Seville (Spanish: Sevilla) is Andalucía’s largest and most sophisticated city. It is probably the most Baroque city in Spain. Its Old Town, with an area of 4 square kilometres (2 sq mi), contains three UNESCO World Heritage Sites: the Alcázar palace complex, the Cathedral and the General Archive of the Indies.
The Alcázar of Seville (Royal Alcazars of Seville) is a royal palace in Seville, originally developed by Moorish Muslim kings. The palace is renowned as one of the most beautiful in Spain. It is the oldest royal palace still in use in Europe, and was registered in 1987 by UNESCO as a World Heritage Site.
The Archivo General de Indias (General Archive of the Indies), housed in the ancient merchants' exchange of Seville. is the repository of valuable archival documents illustrating the history of the Spanish Empire. The building and its contents were registered in 1987 by UNESCO as a World Heritage Site.

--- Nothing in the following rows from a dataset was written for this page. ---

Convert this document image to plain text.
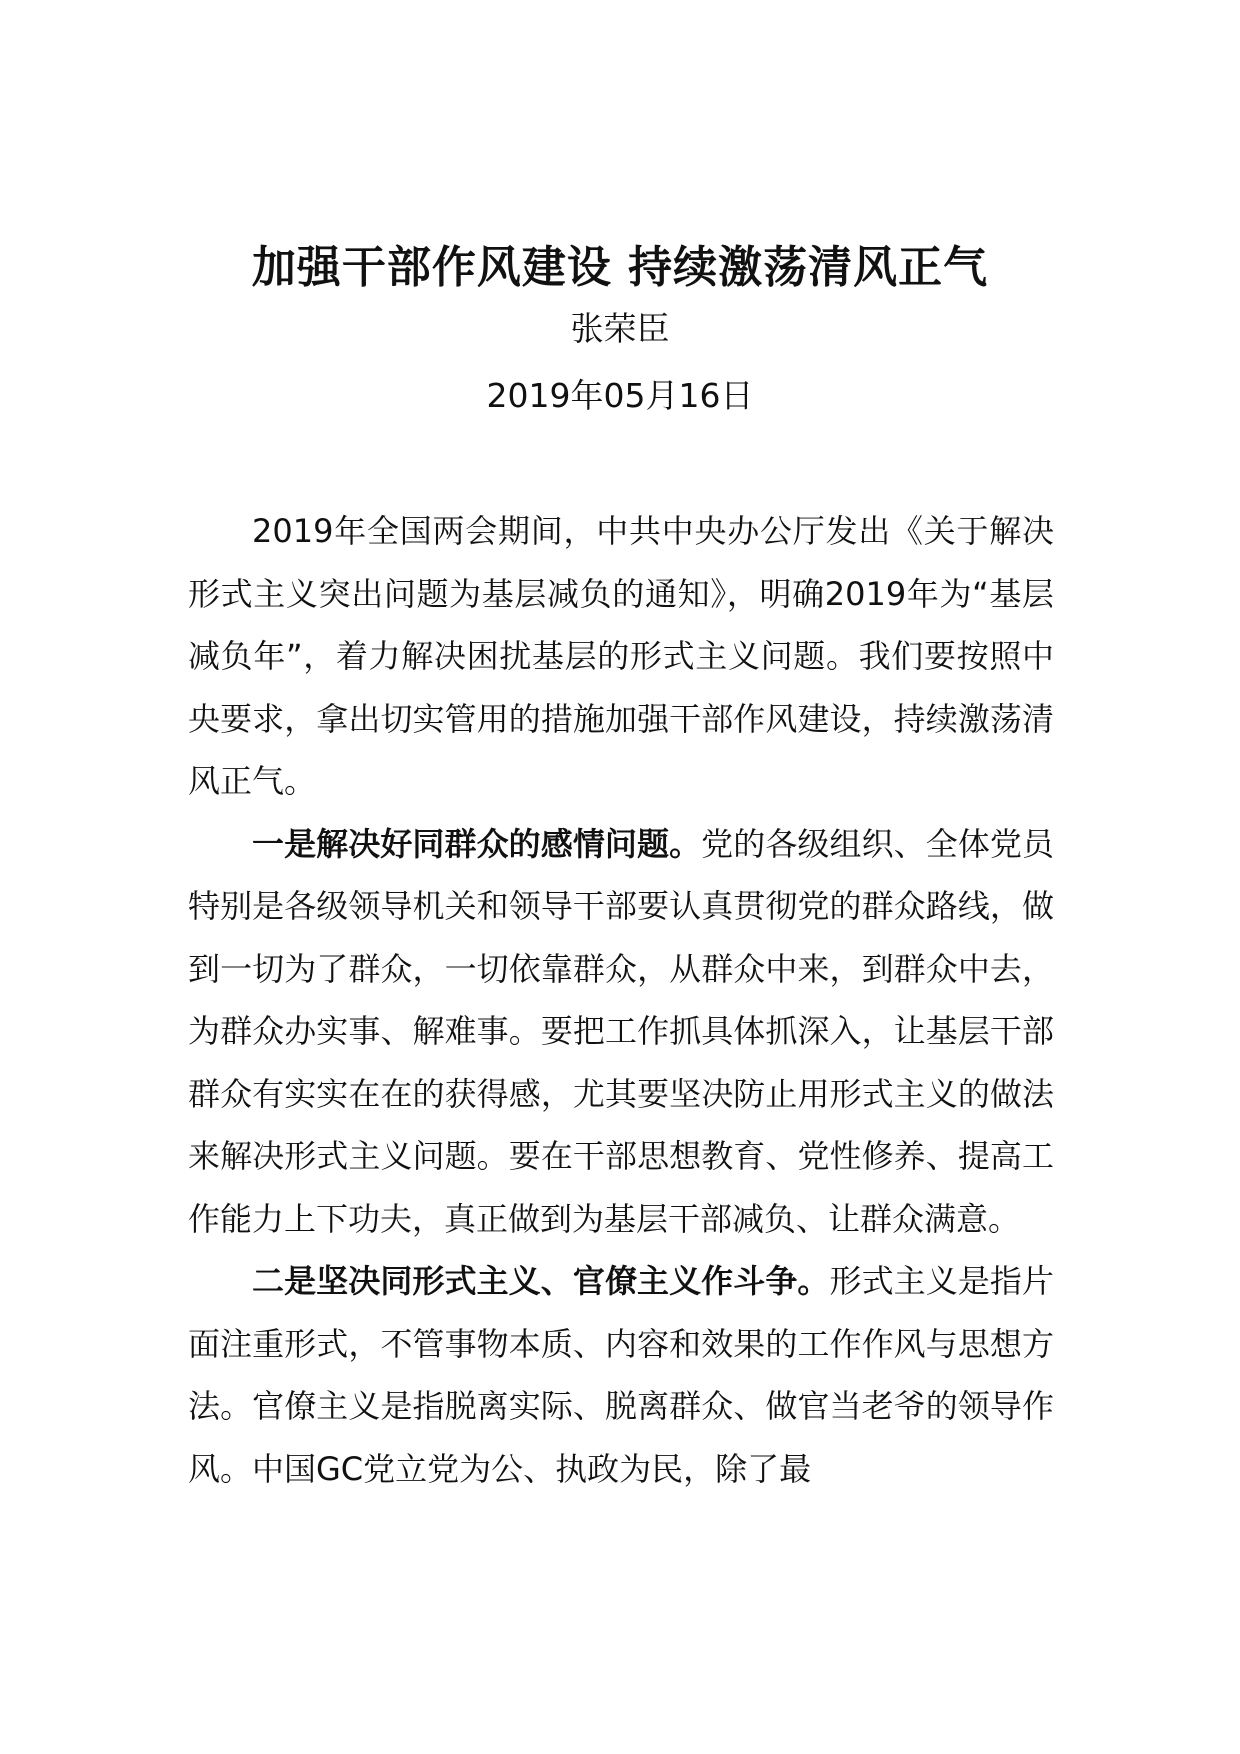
加强干部作风建设 持续激荡清风正气
张荣臣
2019年05月16日

2019年全国两会期间，中共中央办公厅发出《关于解决形式主义突出问题为基层减负的通知》，明确2019年为“基层减负年”，着力解决困扰基层的形式主义问题。我们要按照中央要求，拿出切实管用的措施加强干部作风建设，持续激荡清风正气。

一是解决好同群众的感情问题。党的各级组织、全体党员特别是各级领导机关和领导干部要认真贯彻党的群众路线，做到一切为了群众，一切依靠群众，从群众中来，到群众中去，为群众办实事、解难事。要把工作抓具体抓深入，让基层干部群众有实实在在的获得感，尤其要坚决防止用形式主义的做法来解决形式主义问题。要在干部思想教育、党性修养、提高工作能力上下功夫，真正做到为基层干部减负、让群众满意。

二是坚决同形式主义、官僚主义作斗争。形式主义是指片面注重形式，不管事物本质、内容和效果的工作作风与思想方法。官僚主义是指脱离实际、脱离群众、做官当老爷的领导作风。中国GC党立党为公、执政为民，除了最
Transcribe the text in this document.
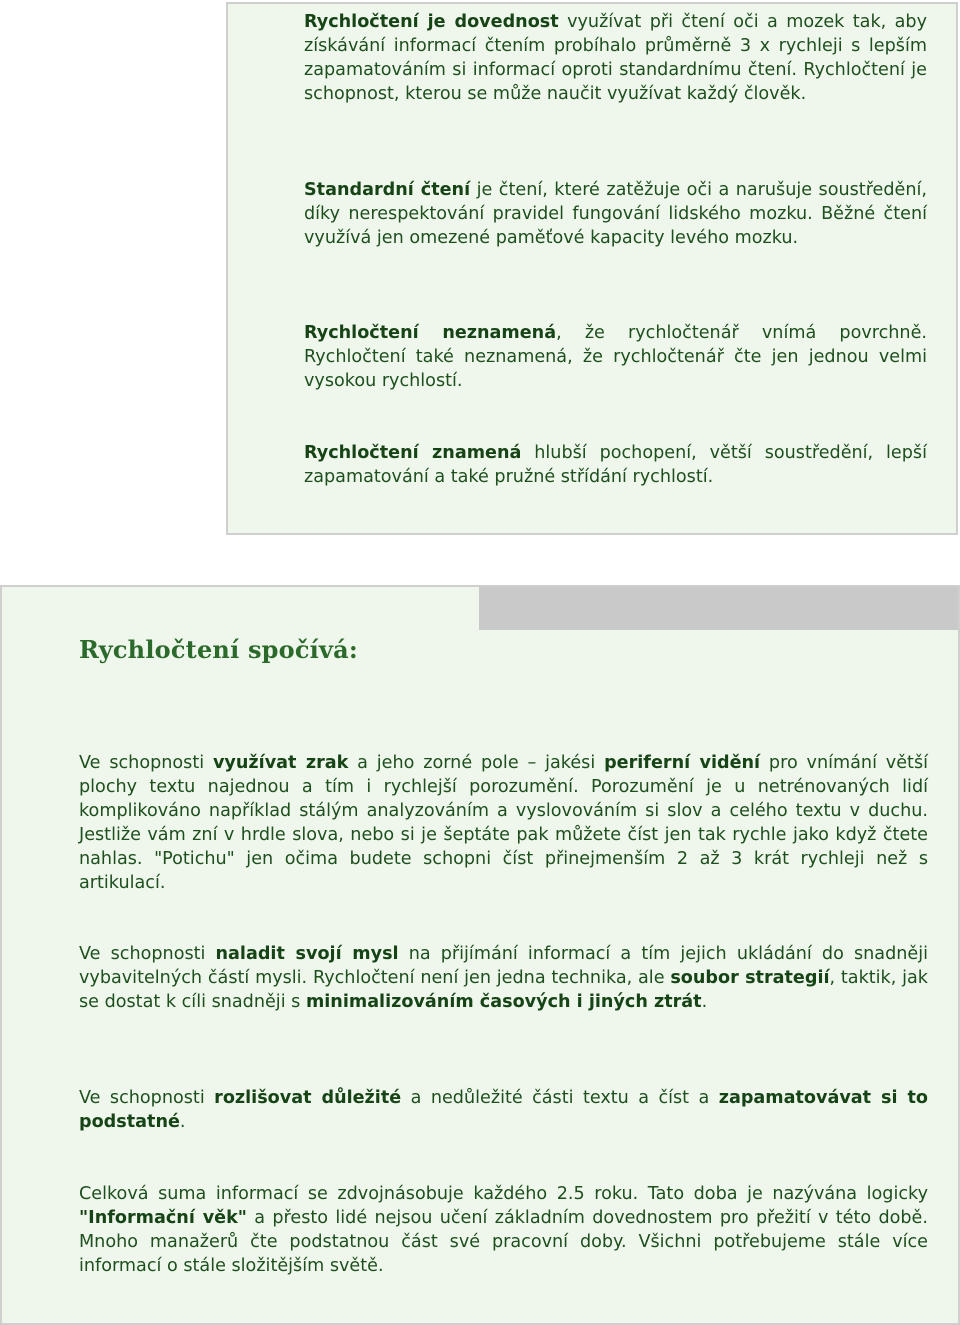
Rychločtení je dovednost využívat při čtení oči a mozek tak, aby získávání informací čtením probíhalo průměrně 3 x rychleji s lepším zapamatováním si informací oproti standardnímu čtení. Rychločtení je schopnost, kterou se může naučit využívat každý člověk.

Standardní čtení je čtení, které zatěžuje oči a narušuje soustředění, díky nerespektování pravidel fungování lidského mozku. Běžné čtení využívá jen omezené paměťové kapacity levého mozku.

Rychločtení neznamená, že rychločtenář vnímá povrchně. Rychločtení také neznamená, že rychločtenář čte jen jednou velmi vysokou rychlostí.

Rychločtení znamená hlubší pochopení, větší soustředění, lepší zapamatování a také pružné střídání rychlostí.

Rychločtení spočívá:

Ve schopnosti využívat zrak a jeho zorné pole – jakési periferní vidění pro vnímání větší plochy textu najednou a tím i rychlejší porozumění. Porozumění je u netrénovaných lidí komplikováno například stálým analyzováním a vyslovováním si slov a celého textu v duchu. Jestliže vám zní v hrdle slova, nebo si je šeptáte pak můžete číst jen tak rychle jako když čtete nahlas. "Potichu" jen očima budete schopni číst přinejmenším 2 až 3 krát rychleji než s artikulací.

Ve schopnosti naladit svojí mysl na přijímání informací a tím jejich ukládání do snadněji vybavitelných částí mysli. Rychločtení není jen jedna technika, ale soubor strategií, taktik, jak se dostat k cíli snadněji s minimalizováním časových i jiných ztrát.

Ve schopnosti rozlišovat důležité a nedůležité části textu a číst a zapamatovávat si to podstatné.

Celková suma informací se zdvojnásobuje každého 2.5 roku. Tato doba je nazývána logicky "Informační věk" a přesto lidé nejsou učení základním dovednostem pro přežití v této době. Mnoho manažerů čte podstatnou část své pracovní doby. Všichni potřebujeme stále více informací o stále složitějším světě.
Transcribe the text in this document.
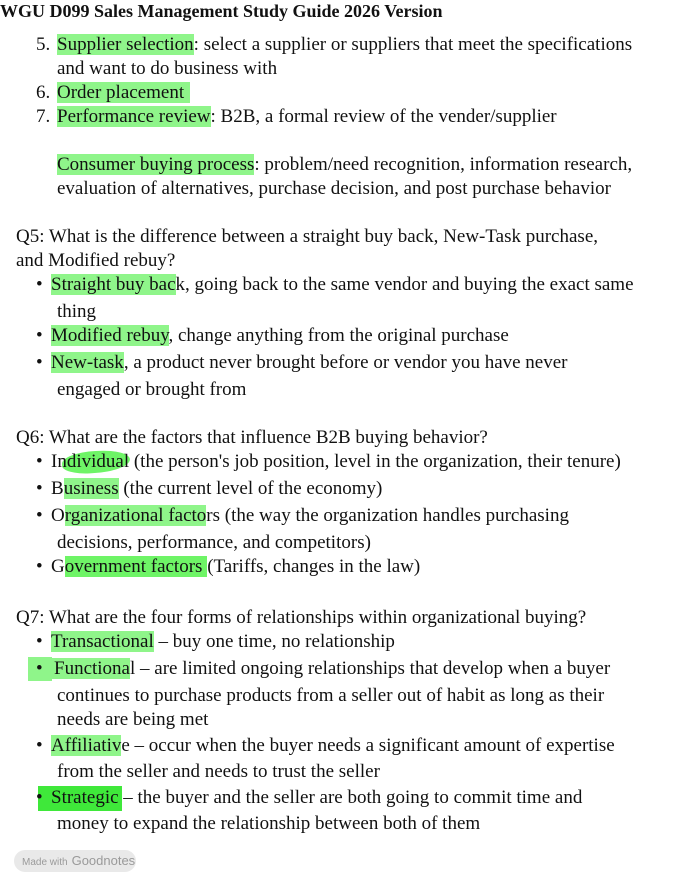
WGU D099 Sales Management Study Guide 2026 Version
5. Supplier selection: select a supplier or suppliers that meet the specifications
and want to do business with
6. Order placement
7. Performance review: B2B, a formal review of the vender/supplier
Consumer buying process: problem/need recognition, information research,
evaluation of alternatives, purchase decision, and post purchase behavior
Q5: What is the difference between a straight buy back, New-Task purchase,
and Modified rebuy?
• Straight buy back, going back to the same vendor and buying the exact same
thing
• Modified rebuy, change anything from the original purchase
• New-task, a product never brought before or vendor you have never
engaged or brought from
Q6: What are the factors that influence B2B buying behavior?
• Individual (the person's job position, level in the organization, their tenure)
• Business (the current level of the economy)
• Organizational factors (the way the organization handles purchasing
decisions, performance, and competitors)
• Government factors (Tariffs, changes in the law)
Q7: What are the four forms of relationships within organizational buying?
• Transactional – buy one time, no relationship
• Functional – are limited ongoing relationships that develop when a buyer
continues to purchase products from a seller out of habit as long as their
needs are being met
• Affiliative – occur when the buyer needs a significant amount of expertise
from the seller and needs to trust the seller
• Strategic – the buyer and the seller are both going to commit time and
money to expand the relationship between both of them
Made with Goodnotes
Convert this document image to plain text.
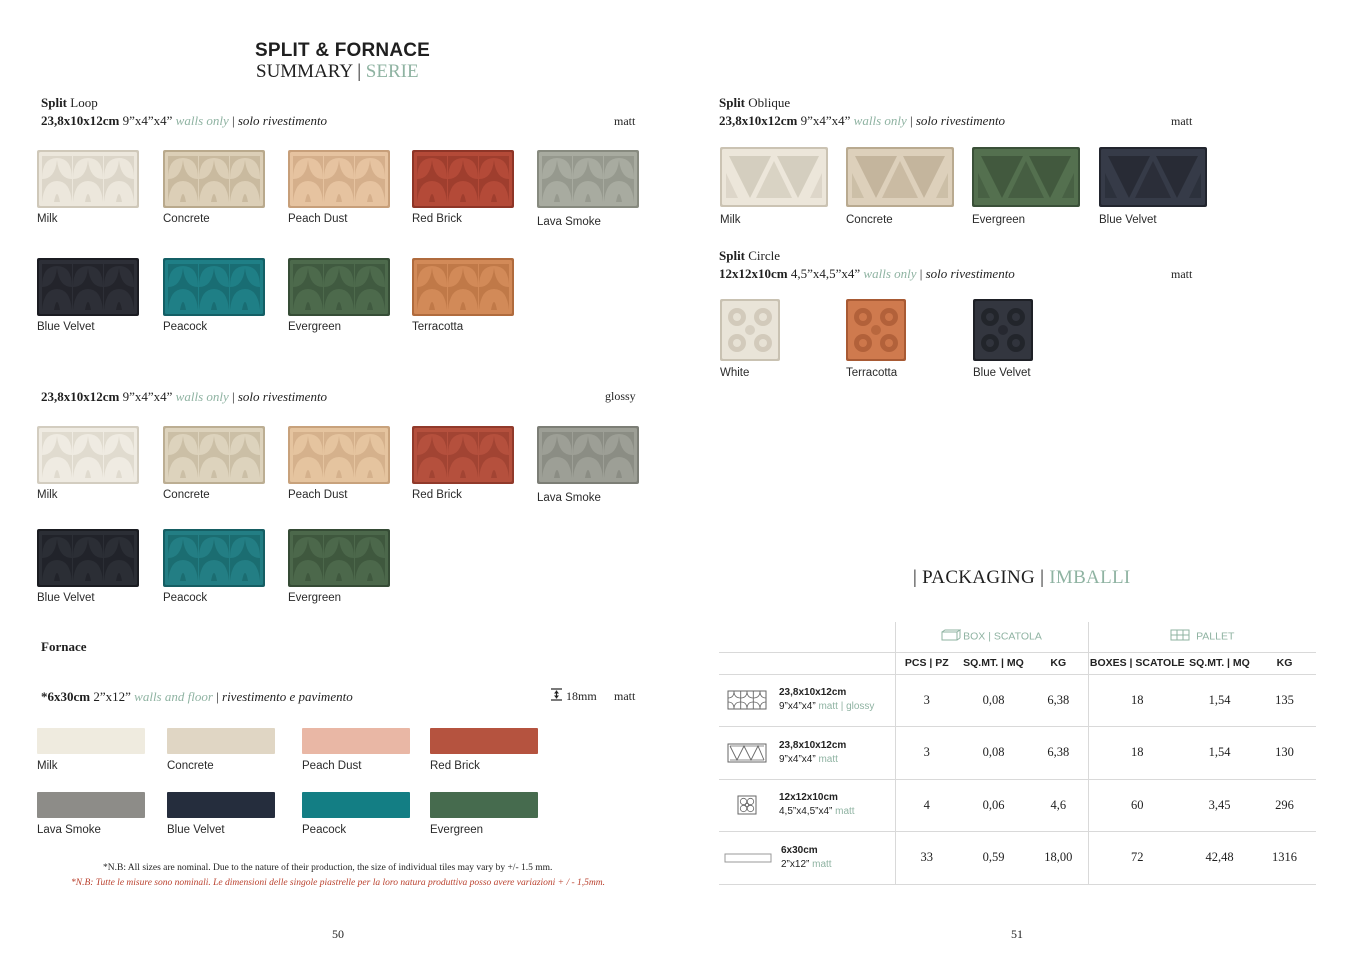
SPLIT & FORNACE
SUMMARY | SERIE
Split Loop
23,8x10x12cm 9”x4”x4” walls only | solo rivestimento	matt
Milk	Concrete	Peach Dust	Red Brick	Lava Smoke
Blue Velvet	Peacock	Evergreen	Terracotta
23,8x10x12cm 9”x4”x4” walls only | solo rivestimento	glossy
Milk	Concrete	Peach Dust	Red Brick	Lava Smoke
Blue Velvet	Peacock	Evergreen
Fornace
*6x30cm 2”x12” walls and floor | rivestimento e pavimento	18mm matt
Milk	Concrete	Peach Dust	Red Brick
Lava Smoke	Blue Velvet	Peacock	Evergreen
*N.B: All sizes are nominal. Due to the nature of their production, the size of individual tiles may vary by +/- 1.5 mm.
*N.B: Tutte le misure sono nominali. Le dimensioni delle singole piastrelle per la loro natura produttiva posso avere variazioni + / - 1,5mm.
50
Split Oblique
23,8x10x12cm 9”x4”x4” walls only | solo rivestimento	matt
Milk	Concrete	Evergreen	Blue Velvet
Split Circle
12x12x10cm 4,5”x4,5”x4” walls only | solo rivestimento	matt
White	Terracotta	Blue Velvet
| PACKAGING | IMBALLI
	BOX | SCATOLA			PALLET		
	PCS | PZ	SQ.MT. | MQ	KG	BOXES | SCATOLE	SQ.MT. | MQ	KG

23,8x10x12cm
9”x4”x4” matt | glossy	3	0,08	6,38	18	1,54	135

23,8x10x12cm
9”x4”x4” matt	3	0,08	6,38	18	1,54	130

12x12x10cm
4,5”x4,5”x4” matt	4	0,06	4,6	60	3,45	296

6x30cm
2”x12” matt	33	0,59	18,00	72	42,48	1316
51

The Cathedral of Saint Mary of the See (Spanish: Catedral de Santa María de la Sede), better known as Seville Cathedral, is a Roman Catholic cathedral in Seville. It is the largest Gothic cathedral and the third-largest church in the world. The cathedral is also the burial site of the great explorer and navigator Christopher Columbus. It is a UNESCO World Heritage Site since 1987.
Metropol Parasol, also known as Las Setas, is a wooden structure located at La Encarnación square, in the old quarter of Seville. It was completed in April 2011. It has dimensions of 150 by 70 metres (490 by 230 ft) and an approximate height of 26 metres (85 ft) and claims to be the largest wooden structure in the world.
The Plaza de España (English: Spain Square) is a plaza in the Parque de María Luisa (Maria Luisa Park), built in 1928 for the Ibero-American Exposition of 1929. It is a landmark example of the Regionalism Architecture, mixing elements of the Renaissance Revival and Moorish Revival styles of Spanish architecture.
The Maria Luisa Park (Spanish: Parque de María Luisa) is a public park that stretches along the Guadalquivir River in Seville. It is the city's principal green area. Most of the grounds that were used for the park were formerly the gardens of the Palace of San Telmo. They were donated to the city of Seville in 1893.
The main building of the University of Seville is known as the "Old Tobacco Factory", named for its original use. Built in the 18th century, Seville's tobacco factory was the largest industrial building in the world at the time and remained a tobacco factory until the 1950s. This beautiful building is also the setting for the renowned opera, Carmen.
The Plaza de toros de la Real Maestranza de Caballería de Sevilla is a 12,000-capacity bullring in Seville. During the annual Seville Fair, it is the site of one of the most well-known bullfighting festivals in the world. It is a part of the Real Maestranza de Caballería de Sevilla, a noble guild established for traditional cavalry training.